В сонной беседе неприметно текло время и, неравномерно длясь, словно бы вязало узлы уходящих часов, целиком заглатывая невесть куда пустые промежутки дления. Неприметно, без перехода, орава наша вдруг обнаруживала себя уже на обратной дороге, на белой от снега тропе шпалеры, обведенной черной и сухой каймой кустарника. Уже много заполночь шли мы вдоль лохматой этой кромки мрака, в ночь ясную и безлунную, в млечный ненастоящий день, отирая медвежью шерсть кустов, похрустывающих под нашими шагами. Рассеянная белость света, брезжившая из снега, из бледного воздуха, из млечных пространств, была подобна серой бумаге гравюры, на которой глубокой чернью перепутываются черточки и штриховки густых зарослей. Ночь, теперь уже далеко заполночь, повторяла серию ноктюрнов, ночных гравюр учителя Арендта, продлевая его фантазии.

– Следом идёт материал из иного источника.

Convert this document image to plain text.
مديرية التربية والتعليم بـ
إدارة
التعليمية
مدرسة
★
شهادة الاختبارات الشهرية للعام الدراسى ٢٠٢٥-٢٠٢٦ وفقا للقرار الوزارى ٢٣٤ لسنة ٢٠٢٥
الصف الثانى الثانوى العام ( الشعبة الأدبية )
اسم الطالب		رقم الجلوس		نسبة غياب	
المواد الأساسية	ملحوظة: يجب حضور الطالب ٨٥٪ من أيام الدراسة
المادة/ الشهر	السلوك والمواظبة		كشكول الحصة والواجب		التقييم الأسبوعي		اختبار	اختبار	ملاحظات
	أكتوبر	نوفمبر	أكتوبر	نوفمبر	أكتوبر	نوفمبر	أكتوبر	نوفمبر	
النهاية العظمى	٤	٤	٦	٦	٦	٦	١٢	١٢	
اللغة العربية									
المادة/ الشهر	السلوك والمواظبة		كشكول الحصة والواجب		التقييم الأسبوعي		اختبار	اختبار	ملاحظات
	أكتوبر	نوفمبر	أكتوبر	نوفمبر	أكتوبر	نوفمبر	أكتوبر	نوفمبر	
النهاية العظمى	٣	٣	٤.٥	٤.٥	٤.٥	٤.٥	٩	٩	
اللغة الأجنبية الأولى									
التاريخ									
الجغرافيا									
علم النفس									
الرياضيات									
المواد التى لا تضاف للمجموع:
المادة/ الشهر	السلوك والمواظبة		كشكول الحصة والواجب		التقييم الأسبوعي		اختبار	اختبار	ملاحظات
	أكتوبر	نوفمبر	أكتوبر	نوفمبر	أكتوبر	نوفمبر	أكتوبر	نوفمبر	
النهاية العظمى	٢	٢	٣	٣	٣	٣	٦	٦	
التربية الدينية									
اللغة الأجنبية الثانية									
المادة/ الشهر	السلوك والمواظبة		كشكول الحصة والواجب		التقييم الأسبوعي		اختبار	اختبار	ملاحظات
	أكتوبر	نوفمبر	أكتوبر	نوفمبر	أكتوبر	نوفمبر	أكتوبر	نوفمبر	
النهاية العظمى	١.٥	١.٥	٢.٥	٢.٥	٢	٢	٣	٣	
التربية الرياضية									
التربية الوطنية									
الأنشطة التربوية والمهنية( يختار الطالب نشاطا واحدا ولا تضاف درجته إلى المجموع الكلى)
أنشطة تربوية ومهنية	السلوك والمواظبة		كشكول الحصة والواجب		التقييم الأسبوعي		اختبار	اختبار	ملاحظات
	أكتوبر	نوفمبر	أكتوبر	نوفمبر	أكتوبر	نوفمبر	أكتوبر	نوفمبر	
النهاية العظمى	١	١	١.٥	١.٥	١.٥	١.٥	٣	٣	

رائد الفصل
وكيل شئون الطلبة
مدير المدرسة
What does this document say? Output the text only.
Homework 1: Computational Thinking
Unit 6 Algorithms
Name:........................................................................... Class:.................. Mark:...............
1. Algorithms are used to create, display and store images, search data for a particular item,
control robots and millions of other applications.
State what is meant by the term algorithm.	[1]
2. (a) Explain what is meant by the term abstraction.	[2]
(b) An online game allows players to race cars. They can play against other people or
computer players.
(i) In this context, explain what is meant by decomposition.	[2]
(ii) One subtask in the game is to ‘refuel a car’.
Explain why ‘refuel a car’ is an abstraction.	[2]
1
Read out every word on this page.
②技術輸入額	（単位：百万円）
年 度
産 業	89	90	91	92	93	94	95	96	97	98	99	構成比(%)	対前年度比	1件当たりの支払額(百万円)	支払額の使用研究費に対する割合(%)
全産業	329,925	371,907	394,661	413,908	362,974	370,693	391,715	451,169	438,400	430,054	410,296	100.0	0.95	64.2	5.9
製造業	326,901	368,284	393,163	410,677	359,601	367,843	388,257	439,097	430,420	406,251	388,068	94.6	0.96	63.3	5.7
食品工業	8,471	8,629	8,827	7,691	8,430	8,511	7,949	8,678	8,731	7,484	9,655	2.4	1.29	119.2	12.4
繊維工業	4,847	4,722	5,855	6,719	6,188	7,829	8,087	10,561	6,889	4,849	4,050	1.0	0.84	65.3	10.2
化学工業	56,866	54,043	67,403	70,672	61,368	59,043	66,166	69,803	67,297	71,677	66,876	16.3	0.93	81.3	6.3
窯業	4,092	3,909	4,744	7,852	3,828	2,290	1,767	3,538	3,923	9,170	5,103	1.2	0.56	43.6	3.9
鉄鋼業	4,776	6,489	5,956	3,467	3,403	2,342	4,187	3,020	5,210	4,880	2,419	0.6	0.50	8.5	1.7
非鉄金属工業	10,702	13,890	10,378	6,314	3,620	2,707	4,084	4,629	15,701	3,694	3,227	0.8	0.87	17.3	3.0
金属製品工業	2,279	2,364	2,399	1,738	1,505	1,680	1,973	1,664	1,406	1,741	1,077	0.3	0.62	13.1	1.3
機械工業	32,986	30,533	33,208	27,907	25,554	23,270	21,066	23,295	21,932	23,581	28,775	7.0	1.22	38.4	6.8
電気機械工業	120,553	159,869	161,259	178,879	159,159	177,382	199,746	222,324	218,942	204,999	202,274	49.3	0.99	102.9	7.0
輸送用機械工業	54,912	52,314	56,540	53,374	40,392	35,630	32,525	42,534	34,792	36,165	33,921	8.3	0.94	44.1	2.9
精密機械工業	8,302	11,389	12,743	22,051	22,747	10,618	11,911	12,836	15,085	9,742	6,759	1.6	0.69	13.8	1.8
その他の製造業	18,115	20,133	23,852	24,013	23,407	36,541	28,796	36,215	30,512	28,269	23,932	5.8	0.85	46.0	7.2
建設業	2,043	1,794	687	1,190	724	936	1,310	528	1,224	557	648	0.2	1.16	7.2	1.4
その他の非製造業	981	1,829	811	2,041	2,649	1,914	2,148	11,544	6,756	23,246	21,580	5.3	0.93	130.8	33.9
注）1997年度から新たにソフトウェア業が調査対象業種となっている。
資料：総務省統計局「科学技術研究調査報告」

В черной парковой чащобе, в мохнатой шерсти зарослей, в ломком хворосте попадались ниши, гнезда глубочайшей пушистой тьмы, полные путаницы, тайных жестов, беспорядочного разговора знаками. В гнездах этих было укромно и тепло. В ворсистых наших пальто мы устраивались на мягком нехолодном снегу, грызя орехи, которыми в ту весноподобную зиму была полна лещинная чащоба. В зарослях беззвучно пробегали ласки, ихневмоны и куницы, продолговатые и на низких лапках меховые принюхивающиеся зверьки, смердящие овчиной. Мы подозревали, что меж них есть экземпляры из школьного кабинета, каковые, хотя выпотрошенные и плешивые, чуяли в ту белую ночь выпотрошенным нутром своим голос давнего инстинкта, зов течки, и устремлялись в леса для недолгой обманной жизни.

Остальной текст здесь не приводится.